5.2 Da speziell ab etwa 2013 (oder noch früher) neben den unter 5.1 beschriebenen Patienten auch andere, zum Beispiel jüngere Patienten mit anderen psychiatrischen Erkrankungen in der Station betreut werden und es nach der Intention des Gesetzgebers und der Rechtsprechung nicht genügt, wenn bloß „regelmäßig“ auch Menschen mit besonderem Behandlungs- und Pflegebedarf gepflegt werden, fehlen Feststellungen, die eine abschließende Beurteilung ermöglichen. Insbesondere mangelt es an Feststellungen dazu, ob die vom Kläger für die unter 5.1 beschriebenen Patienten geleistete berufsbedingte Betreuungstätigkeit zeitlich überwogen hat oder sich aus der Anzahl dieser Patienten ergibt, dass eine qualifizierte berufsbedingte Pflege iSd § 1 Abs 1 Z 5 der SchwerarbeitsV vorliegt.

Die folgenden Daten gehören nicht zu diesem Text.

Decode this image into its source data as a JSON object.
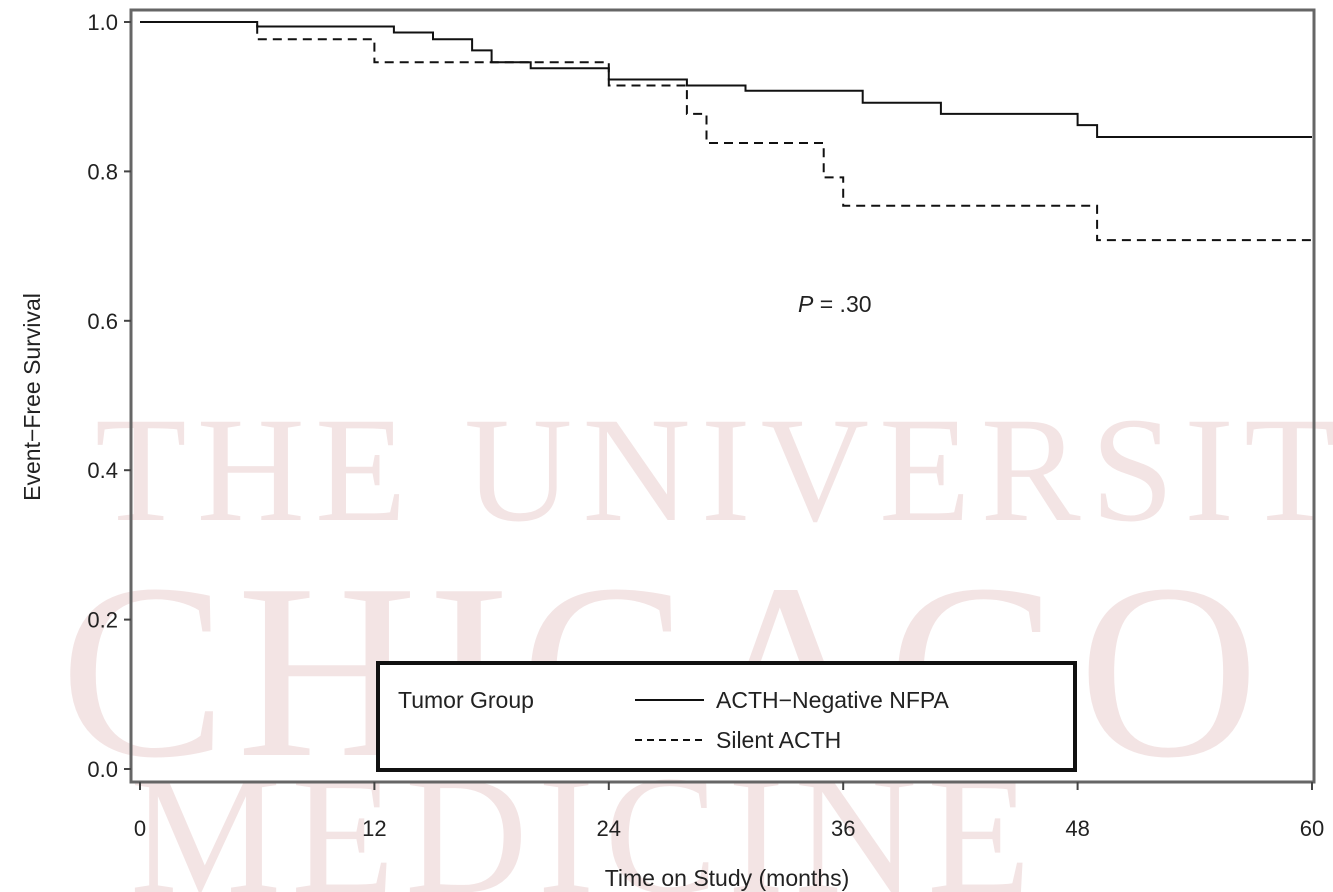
{
  "watermark": {
    "line1": "THE UNIVERSITY OF",
    "line2": "CHICAGO",
    "line3": "MEDICINE"
  },
  "chart_data": {
    "type": "line",
    "step": true,
    "xlabel": "Time on Study (months)",
    "ylabel": "Event−Free Survival",
    "xlim": [
      0,
      60
    ],
    "ylim": [
      0,
      1.0
    ],
    "xticks": [
      0,
      12,
      24,
      36,
      48,
      60
    ],
    "xtick_labels": [
      "0",
      "12",
      "24",
      "36",
      "48",
      "60"
    ],
    "yticks": [
      0.0,
      0.2,
      0.4,
      0.6,
      0.8,
      1.0
    ],
    "ytick_labels": [
      "0.0",
      "0.2",
      "0.4",
      "0.6",
      "0.8",
      "1.0"
    ],
    "grid": false,
    "annotation": {
      "prefix": "P",
      "suffix": " = .30",
      "x": 36.5,
      "y": 0.62
    },
    "legend": {
      "title": "Tumor Group",
      "placement": "bottom-center",
      "entries": [
        "ACTH−Negative NFPA",
        "Silent ACTH"
      ]
    },
    "series": [
      {
        "name": "ACTH−Negative NFPA",
        "style": "solid",
        "color": "#111111",
        "points": [
          [
            0,
            1.0
          ],
          [
            6,
            1.0
          ],
          [
            6,
            0.994
          ],
          [
            13,
            0.994
          ],
          [
            13,
            0.986
          ],
          [
            15,
            0.986
          ],
          [
            15,
            0.977
          ],
          [
            17,
            0.977
          ],
          [
            17,
            0.962
          ],
          [
            18,
            0.962
          ],
          [
            18,
            0.946
          ],
          [
            20,
            0.946
          ],
          [
            20,
            0.938
          ],
          [
            24,
            0.938
          ],
          [
            24,
            0.923
          ],
          [
            28,
            0.923
          ],
          [
            28,
            0.915
          ],
          [
            31,
            0.915
          ],
          [
            31,
            0.908
          ],
          [
            37,
            0.908
          ],
          [
            37,
            0.892
          ],
          [
            41,
            0.892
          ],
          [
            41,
            0.877
          ],
          [
            48,
            0.877
          ],
          [
            48,
            0.862
          ],
          [
            49,
            0.862
          ],
          [
            49,
            0.846
          ],
          [
            60,
            0.846
          ]
        ]
      },
      {
        "name": "Silent ACTH",
        "style": "dashed",
        "color": "#111111",
        "points": [
          [
            0,
            1.0
          ],
          [
            6,
            1.0
          ],
          [
            6,
            0.977
          ],
          [
            12,
            0.977
          ],
          [
            12,
            0.946
          ],
          [
            24,
            0.946
          ],
          [
            24,
            0.915
          ],
          [
            28,
            0.915
          ],
          [
            28,
            0.877
          ],
          [
            29,
            0.877
          ],
          [
            29,
            0.838
          ],
          [
            35,
            0.838
          ],
          [
            35,
            0.792
          ],
          [
            36,
            0.792
          ],
          [
            36,
            0.754
          ],
          [
            49,
            0.754
          ],
          [
            49,
            0.708
          ],
          [
            60,
            0.708
          ]
        ]
      }
    ]
  }
}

5.3 Sollte im fortzusetzenden Verfahren kein in diesem Sinn zeitliches oder anzahlmäßiges Überwiegen festgestellt werden, werden weiters Feststellungen nötig sein, die eine Beurteilung zulassen, ob die Pflege der anderen Patienten für den Kläger einen Pflege- und Betreuungsaufwand erfordert hat, der mit Belastungen verbunden ist, die mit jenen bei der Pflege von Schwerstkranken gegebenen Belastungen (beispielsweise in der Hospiz- oder Palliativmedizin) vergleichbar sind. So ist etwa festgestellt, dass die meisten Patienten wieder nach Hause (oder in eine geeignete Einrichtung) entlassen werden konnten, woraus die Vorinstanzen schlossen, dass die Hauptlast – anders als in der Palliativ- und Hospizmedizin – nicht in der Begleitung, Betreuung und Versorgung von sterbenden Menschen und der ständigen Nähe von Tod und Trauer liegt. Ganz allgemein könnte die Möglichkeit der Entlassung nach Hause oder in eine geeignete Einrichtung dafür sprechen, dass die Pflege dieser Patienten nicht der Pflege von Schwersterkrankten mit besonderen Behandlungs- und Pflegebedarf gleichgehalten werden kann. Da sich die Feststellungen recht allgemein auf einen langen Zeitraum beziehen und sich nur teilweise damit befassen, ob die organisatorischen Änderungen mit Änderungen der Belastung einhergingen, ist aus den Feststellungen nicht mit Sicherheit ableitbar, in welchem Ausmaß speziell ab etwa 2013 (oder früher) auch bei den „neuen“ Patienten ein besonderer Behandlungs- und Betreuungsbedarf bzw ein erhöhter Pflegeaufwand in einer besonders schwierigen Lebenssituation bestand.

6. Im Hinblick auf die Notwendigkeit ergänzender Feststellungen ist die Aufhebung der Entscheidung der Vorinstanzen erforderlich.

Der Revision war daher im Sinn des eventualiter gestellten Aufhebungsantrags Folge zu geben.

Der Kostenvorbehalt beruht auf § 52 Abs 2 ZPO.